Monsieur Héristal vivia tranquilo, entre a pacatez familiar, o conchego das rotinas e o movimento dos astros, a cuja observação se entregava apaixonadamente. Mas uma conjugação de acontecimentos e vontades levou-o ao trono quando a república naufragou e os fazedores de reis não encontraram melhor do que ele. Nesses fazedores de reis havia de tudo, desde os que sempre precisam de um pai, mesmo que apenas simbólico, aos que acham que ganham mais na sombra do trono do que sob a luz da república, passando por aqueles (a maioria) que não sabiam bem o que queriam para além de tranquilidade e da malga cheia, e se tantos diziam que era um rei e que era Pepino, não seriam eles a destoar. Pepino espantou-se e começou por resistir, mas lá no fundo queria e rendeu-se depressa. Ninguém o obrigou, apenas lhe acenaram com as palavras do costume sobre serviço, necessidade e honra, mas quem assim acede ao aceno é porque, mesmo que diga que não, realmente quer o cavalinho do trono.
Mas foi curto o reinado de Pepino, que foi coroado como iv – o iii fora o seu longínquo antepassado que ficou conhecido como o Breve e foi pai de Carlos Magno. Durou pouco o reinado porque não percebeu bem as coisas e cometeu o mesmo erro duas vezes, a primeira por defeito e a segunda por excesso. É verdade que Pepino também não revelou a paciência e a resistência suficientes para os pesos do reinado, como a perda de privacidade, a perda de senhorio sobre a sua pessoa, a roubalheira e a preguiça à sua volta e a necessidade de fechar os olhos ou de sorrir contemplativamente, et cetera. Mas foi o erro que cometeu duas vezes que acabou com tudo, um erro sobre o exercício do poder, que é muitas vezes o erro que acaba com os tronos. Primeiro, Pepino não quis exercer realmente o poder e deixou andar, não percebendo que o poder tem de se levar com rédea curta, embora amiúde se deva dar fio e deixar correr, mas sempre para puxar depois. Pepino não o fez porque não percebeu ou talvez porque não quis, por lhe faltar o feitio para isso. Deixou andar e não se preocupou com mandar mesmo (pela ameaça ou pela sedução, ou pelas duas), ou ao menos com parecer que sim, porque o poder está realmente onde os homens acreditam que está.
Depois, tarde de mais e com rédea demasiado curta, Pepino quis cavalgar o cavalinho, e meteu-se não só a querer conduzir os que o lá tinham posto, mas a fazê-lo com manias bruscas de alterar a ordem das coisas e de redistribuir, igualizar, aplanar et cetera. Deu-se mal e foi apeado, claro está.

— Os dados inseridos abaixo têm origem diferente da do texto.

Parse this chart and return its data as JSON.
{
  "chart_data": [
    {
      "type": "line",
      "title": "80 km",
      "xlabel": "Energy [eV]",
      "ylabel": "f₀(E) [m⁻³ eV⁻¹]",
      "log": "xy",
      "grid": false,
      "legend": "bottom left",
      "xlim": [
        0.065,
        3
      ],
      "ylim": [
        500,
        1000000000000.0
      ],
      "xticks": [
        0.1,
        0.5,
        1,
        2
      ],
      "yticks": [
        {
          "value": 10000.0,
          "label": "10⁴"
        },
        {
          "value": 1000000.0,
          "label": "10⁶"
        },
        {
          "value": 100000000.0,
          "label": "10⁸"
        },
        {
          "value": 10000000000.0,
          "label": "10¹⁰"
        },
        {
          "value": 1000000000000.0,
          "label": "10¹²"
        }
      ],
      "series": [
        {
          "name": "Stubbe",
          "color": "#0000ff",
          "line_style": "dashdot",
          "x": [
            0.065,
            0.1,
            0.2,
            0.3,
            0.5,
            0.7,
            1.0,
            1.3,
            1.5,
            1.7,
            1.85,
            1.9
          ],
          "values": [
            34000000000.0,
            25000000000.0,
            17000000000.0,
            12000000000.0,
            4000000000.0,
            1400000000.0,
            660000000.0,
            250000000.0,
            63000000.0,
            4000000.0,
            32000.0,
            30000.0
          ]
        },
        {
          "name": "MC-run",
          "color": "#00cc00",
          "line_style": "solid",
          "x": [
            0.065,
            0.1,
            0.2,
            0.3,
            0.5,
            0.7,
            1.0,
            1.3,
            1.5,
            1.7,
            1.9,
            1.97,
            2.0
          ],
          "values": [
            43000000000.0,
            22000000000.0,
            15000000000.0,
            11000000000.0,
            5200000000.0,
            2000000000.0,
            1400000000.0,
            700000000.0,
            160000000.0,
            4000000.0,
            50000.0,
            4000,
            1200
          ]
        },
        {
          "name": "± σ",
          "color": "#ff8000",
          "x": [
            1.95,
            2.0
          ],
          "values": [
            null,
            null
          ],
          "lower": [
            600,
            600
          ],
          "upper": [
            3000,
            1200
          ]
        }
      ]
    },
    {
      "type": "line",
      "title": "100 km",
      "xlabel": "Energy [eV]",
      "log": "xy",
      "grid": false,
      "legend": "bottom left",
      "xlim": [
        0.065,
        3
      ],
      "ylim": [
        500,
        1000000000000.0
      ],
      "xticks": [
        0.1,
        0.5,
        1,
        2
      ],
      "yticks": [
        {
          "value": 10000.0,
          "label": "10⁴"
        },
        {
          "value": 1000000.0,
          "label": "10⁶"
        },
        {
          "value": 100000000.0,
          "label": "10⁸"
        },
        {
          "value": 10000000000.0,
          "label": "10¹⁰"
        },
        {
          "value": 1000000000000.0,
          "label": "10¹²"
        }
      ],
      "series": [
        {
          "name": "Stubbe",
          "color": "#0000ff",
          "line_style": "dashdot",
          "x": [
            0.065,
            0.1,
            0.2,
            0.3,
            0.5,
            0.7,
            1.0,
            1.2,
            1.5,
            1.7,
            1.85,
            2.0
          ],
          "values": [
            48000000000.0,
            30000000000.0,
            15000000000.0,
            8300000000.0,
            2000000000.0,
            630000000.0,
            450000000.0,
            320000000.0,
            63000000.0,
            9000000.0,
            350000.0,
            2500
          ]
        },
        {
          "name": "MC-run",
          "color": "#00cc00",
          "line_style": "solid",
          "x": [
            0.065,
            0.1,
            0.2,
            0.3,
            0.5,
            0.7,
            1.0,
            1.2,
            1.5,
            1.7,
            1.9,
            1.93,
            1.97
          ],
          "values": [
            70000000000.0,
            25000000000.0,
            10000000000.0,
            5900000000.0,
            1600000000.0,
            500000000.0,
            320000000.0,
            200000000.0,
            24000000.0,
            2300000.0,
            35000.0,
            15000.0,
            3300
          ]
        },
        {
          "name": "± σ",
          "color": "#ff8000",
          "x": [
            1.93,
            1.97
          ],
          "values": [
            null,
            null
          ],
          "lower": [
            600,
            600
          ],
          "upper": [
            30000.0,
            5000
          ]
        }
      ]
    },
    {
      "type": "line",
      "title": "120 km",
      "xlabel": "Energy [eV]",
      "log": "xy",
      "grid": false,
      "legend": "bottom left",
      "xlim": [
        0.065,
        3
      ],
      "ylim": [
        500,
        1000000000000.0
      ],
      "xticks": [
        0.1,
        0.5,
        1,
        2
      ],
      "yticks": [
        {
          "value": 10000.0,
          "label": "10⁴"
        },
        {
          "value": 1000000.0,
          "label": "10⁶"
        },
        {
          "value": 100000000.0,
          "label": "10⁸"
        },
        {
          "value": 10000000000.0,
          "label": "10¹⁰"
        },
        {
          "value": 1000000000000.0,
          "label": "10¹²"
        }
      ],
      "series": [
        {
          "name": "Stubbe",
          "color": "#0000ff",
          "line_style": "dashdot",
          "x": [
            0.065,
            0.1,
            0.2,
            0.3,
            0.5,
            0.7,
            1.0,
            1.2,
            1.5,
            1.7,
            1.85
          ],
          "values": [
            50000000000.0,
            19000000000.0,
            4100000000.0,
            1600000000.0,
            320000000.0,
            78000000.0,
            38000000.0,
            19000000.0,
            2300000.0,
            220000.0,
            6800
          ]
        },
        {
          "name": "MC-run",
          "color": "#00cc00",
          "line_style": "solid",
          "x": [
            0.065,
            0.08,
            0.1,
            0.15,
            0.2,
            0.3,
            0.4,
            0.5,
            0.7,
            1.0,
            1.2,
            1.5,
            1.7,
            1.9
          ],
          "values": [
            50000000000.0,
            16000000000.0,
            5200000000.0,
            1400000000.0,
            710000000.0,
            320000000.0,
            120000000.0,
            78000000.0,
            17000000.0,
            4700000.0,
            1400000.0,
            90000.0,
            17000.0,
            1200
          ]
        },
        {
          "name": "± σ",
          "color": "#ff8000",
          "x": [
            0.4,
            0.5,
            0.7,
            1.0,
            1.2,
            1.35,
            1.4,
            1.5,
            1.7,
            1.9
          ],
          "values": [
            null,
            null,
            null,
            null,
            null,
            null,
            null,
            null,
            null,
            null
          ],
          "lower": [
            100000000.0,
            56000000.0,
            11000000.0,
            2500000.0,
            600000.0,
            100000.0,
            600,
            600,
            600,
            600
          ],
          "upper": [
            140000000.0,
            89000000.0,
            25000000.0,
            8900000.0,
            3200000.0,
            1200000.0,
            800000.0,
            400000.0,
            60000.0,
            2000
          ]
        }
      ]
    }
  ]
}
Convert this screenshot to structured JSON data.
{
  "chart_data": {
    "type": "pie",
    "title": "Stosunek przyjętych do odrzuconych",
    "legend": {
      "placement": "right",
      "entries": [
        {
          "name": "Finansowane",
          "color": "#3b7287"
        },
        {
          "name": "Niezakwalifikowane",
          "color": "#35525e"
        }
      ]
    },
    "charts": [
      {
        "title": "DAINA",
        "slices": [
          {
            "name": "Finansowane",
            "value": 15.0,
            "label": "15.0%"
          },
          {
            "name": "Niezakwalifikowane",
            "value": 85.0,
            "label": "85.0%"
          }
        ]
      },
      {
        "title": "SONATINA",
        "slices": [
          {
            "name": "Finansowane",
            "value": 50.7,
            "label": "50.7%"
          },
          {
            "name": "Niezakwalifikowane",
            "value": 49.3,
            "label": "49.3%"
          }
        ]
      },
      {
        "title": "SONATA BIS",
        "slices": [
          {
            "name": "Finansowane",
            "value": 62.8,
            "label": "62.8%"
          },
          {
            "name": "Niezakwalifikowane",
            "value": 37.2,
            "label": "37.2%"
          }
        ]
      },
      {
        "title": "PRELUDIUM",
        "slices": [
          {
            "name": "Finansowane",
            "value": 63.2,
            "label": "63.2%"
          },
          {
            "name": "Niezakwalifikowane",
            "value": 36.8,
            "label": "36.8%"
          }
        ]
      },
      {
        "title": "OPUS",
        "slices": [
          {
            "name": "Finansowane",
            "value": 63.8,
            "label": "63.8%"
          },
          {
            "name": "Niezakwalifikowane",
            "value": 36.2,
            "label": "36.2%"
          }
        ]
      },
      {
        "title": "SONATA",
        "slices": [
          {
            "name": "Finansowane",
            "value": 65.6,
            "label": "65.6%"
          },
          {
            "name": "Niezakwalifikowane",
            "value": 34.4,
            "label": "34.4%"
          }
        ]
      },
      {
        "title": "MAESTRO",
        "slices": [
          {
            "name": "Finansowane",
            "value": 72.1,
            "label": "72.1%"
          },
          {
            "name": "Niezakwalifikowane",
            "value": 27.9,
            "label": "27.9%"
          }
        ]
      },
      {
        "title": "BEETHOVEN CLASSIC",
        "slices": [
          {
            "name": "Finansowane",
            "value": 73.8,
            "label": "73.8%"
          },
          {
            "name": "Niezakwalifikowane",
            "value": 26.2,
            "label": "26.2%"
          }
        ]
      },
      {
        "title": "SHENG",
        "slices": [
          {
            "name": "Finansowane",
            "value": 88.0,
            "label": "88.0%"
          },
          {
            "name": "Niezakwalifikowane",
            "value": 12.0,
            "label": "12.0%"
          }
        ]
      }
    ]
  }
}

Mas mesmo que se tivesse dado bem a criar uma nova ordem, também não duraria muito se persistisse nas tentações de planura e igualdade, pois diz a História, quando a metade de baixo substitui a metade de cima, rapidamente passa a ver a sua posição em cima como a ordem natural das coisas e a defendê-la com unhas e dentes. Não lhe costumam sobreviver reis como este Pepino, o equivocado protagonista da fábula de John Steinbeck “O Breve Reinado de Pepino iv”.